First, if you've read our "In a Nutshell" section, you know that the poem was published in a little volume called The Temple (1633), and that each of the three sections was named after something to do with a church ("The Church Porch," "The Church," and "The Church Militant"). Well, "The Altar" is the first poem in the "The Church," and it is called "The Altar" because, if you imagine the speaker giving you a tour of his book-temple-church, then you can imagine him saying, "here is the altar folks."
Okay, so far so good. If the poem is the altar in Herbert's poetic church, what else does this mean? Well, if the altar is a special table used in religious ceremonies (prayer, praise, readings, and the like), it follows that it is also perhaps one of the most important items in the church. It's kind of like a centerpiece, the basis for just about everything that happens in church.

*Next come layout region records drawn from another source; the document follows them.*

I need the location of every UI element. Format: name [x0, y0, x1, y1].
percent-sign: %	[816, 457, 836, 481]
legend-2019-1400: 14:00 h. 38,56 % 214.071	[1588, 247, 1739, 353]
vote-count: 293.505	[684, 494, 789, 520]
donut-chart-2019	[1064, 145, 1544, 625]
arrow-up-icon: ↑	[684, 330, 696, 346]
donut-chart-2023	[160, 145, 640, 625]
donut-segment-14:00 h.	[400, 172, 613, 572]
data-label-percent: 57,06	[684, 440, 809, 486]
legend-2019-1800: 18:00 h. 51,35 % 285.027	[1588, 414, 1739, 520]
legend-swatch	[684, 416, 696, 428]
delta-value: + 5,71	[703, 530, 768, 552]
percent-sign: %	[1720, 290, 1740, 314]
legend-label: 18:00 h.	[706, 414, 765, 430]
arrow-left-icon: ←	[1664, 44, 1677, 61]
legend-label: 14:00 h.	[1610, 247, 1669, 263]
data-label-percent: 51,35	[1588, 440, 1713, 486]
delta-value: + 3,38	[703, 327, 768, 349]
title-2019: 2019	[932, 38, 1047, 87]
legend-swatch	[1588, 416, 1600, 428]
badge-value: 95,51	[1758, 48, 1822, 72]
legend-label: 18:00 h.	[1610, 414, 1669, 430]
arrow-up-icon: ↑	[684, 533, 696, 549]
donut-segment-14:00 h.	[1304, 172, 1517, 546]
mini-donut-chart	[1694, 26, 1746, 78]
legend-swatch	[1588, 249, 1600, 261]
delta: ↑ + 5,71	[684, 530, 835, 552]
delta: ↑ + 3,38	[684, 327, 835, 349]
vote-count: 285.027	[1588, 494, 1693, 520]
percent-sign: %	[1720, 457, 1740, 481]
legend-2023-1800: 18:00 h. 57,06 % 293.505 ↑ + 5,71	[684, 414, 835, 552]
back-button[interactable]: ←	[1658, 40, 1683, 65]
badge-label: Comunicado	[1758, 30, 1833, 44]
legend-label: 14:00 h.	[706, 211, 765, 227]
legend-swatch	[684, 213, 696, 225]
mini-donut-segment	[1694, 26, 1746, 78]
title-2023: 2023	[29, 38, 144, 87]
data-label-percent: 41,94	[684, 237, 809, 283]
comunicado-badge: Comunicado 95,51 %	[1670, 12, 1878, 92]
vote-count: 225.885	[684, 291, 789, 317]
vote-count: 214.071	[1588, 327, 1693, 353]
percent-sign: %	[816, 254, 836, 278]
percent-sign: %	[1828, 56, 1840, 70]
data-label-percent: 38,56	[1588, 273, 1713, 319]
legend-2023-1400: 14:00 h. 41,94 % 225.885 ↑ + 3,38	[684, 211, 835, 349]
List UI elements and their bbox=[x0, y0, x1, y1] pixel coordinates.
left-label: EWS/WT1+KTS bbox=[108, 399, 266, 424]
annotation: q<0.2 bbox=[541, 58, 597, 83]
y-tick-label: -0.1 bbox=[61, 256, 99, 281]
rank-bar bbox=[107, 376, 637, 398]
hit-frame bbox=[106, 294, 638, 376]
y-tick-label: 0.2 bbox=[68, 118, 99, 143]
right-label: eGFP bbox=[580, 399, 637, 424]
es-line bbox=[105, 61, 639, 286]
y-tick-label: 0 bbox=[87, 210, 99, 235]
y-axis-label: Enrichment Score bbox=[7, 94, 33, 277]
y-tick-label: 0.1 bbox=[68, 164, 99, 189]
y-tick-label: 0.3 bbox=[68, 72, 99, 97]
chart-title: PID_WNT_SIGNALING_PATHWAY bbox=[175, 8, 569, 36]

The poem itself is the basis for all the other poems in the second section of "The Temple," but it also describes the basic elements of praising, sacrificing, and worshiping God. The altar of religious faith, you could say, is the painful labor of offering one's heart to God (that's where all that business about building an altar out of one's heart and cementing it with tears comes in), which is just what our speaker is describing in the poem.